One challenge that organisations face as they prepare for life after COVID-19 is to rethink their business, strategically and operationally, in responding to the changes which have arisen. Many aspects of their operations may have shifted permanently.  Outlined below are some of the key areas in which to consider risk going forward:

  • Business models: Many organisations will need to rethink their business models to ensure they are aligned with changes in the wider political, business, economic and social environments.
  • Financial management: All entities will need accurate information to support cash flow forecasting models, while underlying assumptions should be challenged regularly as new information emerges.
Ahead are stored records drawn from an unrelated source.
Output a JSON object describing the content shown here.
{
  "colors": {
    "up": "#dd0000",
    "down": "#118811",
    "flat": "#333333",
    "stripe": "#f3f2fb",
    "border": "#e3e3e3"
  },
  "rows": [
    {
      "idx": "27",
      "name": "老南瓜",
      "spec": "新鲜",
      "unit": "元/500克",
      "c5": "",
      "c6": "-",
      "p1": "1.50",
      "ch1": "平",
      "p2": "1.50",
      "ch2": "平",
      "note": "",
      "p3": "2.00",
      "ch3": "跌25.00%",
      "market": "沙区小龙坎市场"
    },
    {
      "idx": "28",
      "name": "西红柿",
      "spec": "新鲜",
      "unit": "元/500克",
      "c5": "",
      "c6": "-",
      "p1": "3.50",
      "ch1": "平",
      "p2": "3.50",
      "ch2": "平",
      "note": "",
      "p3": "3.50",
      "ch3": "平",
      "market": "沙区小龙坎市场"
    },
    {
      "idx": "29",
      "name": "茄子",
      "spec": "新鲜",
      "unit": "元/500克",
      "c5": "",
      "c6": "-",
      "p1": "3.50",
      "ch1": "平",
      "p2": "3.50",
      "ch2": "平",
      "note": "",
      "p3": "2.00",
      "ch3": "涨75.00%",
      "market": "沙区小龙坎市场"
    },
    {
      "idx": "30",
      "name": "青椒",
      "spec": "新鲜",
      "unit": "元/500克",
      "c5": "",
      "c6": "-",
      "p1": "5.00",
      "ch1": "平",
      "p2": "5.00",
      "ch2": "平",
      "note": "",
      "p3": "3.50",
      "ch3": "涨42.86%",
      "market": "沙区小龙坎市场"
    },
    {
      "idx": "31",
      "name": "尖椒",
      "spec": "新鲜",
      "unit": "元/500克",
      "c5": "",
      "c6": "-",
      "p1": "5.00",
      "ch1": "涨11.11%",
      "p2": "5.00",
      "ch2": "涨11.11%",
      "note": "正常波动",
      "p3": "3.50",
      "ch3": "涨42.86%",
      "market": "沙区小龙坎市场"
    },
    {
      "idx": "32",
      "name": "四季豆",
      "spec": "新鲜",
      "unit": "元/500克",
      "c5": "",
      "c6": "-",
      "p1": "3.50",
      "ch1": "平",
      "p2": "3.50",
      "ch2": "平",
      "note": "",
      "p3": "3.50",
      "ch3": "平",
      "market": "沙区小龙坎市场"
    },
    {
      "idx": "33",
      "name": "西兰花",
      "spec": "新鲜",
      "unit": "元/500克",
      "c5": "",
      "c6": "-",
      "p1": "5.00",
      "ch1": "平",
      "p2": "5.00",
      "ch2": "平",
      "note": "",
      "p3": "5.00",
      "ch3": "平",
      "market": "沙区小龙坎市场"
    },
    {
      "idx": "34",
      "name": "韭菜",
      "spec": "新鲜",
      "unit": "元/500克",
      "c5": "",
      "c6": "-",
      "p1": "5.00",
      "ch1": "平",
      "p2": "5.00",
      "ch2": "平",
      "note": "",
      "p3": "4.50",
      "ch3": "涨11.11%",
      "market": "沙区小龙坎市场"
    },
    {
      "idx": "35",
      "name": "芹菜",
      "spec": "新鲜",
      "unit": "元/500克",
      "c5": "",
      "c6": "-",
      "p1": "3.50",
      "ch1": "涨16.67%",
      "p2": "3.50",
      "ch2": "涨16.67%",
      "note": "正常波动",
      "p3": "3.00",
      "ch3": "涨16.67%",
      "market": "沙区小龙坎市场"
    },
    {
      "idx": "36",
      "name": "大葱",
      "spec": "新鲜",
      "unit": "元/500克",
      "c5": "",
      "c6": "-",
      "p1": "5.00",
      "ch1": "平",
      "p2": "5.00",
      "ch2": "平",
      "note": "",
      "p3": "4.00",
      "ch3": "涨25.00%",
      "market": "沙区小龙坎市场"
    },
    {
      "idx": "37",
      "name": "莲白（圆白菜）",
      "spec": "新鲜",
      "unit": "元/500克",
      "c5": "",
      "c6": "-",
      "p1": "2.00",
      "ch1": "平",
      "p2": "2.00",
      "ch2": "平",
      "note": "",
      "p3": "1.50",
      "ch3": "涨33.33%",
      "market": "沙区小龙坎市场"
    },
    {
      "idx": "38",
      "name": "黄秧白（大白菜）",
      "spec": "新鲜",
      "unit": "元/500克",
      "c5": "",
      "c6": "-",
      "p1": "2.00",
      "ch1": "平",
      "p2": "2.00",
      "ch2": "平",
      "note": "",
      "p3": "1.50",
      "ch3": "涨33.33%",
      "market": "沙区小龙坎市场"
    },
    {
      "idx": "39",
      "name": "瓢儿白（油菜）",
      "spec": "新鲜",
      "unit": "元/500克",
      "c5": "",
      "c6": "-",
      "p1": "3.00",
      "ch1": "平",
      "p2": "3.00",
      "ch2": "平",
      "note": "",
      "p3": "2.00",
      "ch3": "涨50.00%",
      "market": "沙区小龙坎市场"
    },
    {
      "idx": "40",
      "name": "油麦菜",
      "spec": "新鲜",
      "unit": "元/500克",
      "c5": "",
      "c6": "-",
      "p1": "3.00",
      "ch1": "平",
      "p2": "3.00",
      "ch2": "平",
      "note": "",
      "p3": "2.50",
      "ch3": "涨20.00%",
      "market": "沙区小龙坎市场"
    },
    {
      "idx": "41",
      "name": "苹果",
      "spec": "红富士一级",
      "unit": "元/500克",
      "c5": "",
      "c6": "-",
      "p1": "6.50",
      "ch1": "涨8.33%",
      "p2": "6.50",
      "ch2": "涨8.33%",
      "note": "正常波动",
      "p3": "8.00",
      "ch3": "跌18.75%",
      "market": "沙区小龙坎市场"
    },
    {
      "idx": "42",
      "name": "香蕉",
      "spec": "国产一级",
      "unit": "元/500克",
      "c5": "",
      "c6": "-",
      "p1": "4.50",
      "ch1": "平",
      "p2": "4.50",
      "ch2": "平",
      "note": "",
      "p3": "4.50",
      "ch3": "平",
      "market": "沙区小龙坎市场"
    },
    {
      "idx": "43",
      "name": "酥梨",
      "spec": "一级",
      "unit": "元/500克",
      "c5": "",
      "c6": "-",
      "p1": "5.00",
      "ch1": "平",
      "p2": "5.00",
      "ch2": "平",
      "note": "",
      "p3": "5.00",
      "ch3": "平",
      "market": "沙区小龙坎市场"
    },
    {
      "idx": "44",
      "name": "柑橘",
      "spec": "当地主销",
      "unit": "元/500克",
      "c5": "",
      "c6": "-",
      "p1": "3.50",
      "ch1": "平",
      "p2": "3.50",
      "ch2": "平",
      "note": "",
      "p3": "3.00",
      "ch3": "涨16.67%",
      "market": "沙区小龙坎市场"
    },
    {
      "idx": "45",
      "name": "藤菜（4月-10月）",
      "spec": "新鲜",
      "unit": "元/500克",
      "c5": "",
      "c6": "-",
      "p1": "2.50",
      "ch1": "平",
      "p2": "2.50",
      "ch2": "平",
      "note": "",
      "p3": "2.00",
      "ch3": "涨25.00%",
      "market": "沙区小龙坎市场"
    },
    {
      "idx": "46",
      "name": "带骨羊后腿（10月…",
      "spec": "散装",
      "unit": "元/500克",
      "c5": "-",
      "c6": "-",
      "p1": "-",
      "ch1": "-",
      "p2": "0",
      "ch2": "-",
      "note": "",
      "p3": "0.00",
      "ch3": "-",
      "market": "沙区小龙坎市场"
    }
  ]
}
  • Re-starting the supply chain: Contract management functions must coordinate with supply chain managers to understand issues and vulnerabilities across the value chain. Disputes may have increased, so it is important to be clear on the contractual position while seeking to collaborate and negotiate with customers and suppliers alike to deliver what is possible, preserve the value chain and strengthen key third party relationships.
  • Projects and Change Management:It will be necessary to review projects previously put on hold and re-prioritise those that are most urgent, in line with recovery and business resumption plans.  It is important that resources are committed to projects realising benefits and that support any changes to the business model.
  • Control design: Changes in ways of working may result in the need to redesign internal controls to ensure these are fit for purpose.
  • Fraud: Opportunities to perpetuate fraud increase not only when operating environments are challenging, but also during times of transition. Business leaders need to consider key risks and vulnerabilities. How can these risks be mitigated, and what is the organisation’s risk appetite?  Some controls may not have been fully operational during the height of the COVID-19 outbreak, so it may be necessary to undertake a retrospective review to check whether they were applied or that compensating controls were effective.
  • Cyber security: With millions of employees working from home, organisations have had to quickly adapt to keep business critical functions running, while also maintaining adequate security. Security considerations must also be taken into account as business processes change and organisations resume more normal operations.
  • Health information and data privacy implications: Organisations are collecting and processing new types of information about individuals including health status, household information and the results of any COVID-19 testing. Are associated data privacy risks being addressed?
  • Regulatory compliance: In the midst of everything that is happening and the daily challenges organisations face, it is important that eyes are not taken off the regulatory ball. Regulators will not be tolerant. There needs to be an ongoing focus on compliance and the adoption of any regulatory changes that arise, including areas such as Health and Safety.
  • Opportunity: There is an upside and downside to risk. Organisations need to be alert to the opportunities that change presents. As part of a rethink strategy, this will include embracing the now tried-and-tested smarter ways of working to drive flexibility and efficiency and to achieve sustainable benefits for the organisation and its people.


The Corona virus (Covid-19) is impacting businesses globally by disrupting supply chains, travel, production and consumption, threatening operations and financial markets. Companies find themselves navigating a new reality, addressing issues from crisis response and cyber threats to valuations and financial stress. Accurate valuation, restructuring, security and risk management can help company assess and manage the risks to provide transparency to key stakeholders. This makes Risk management very crucial.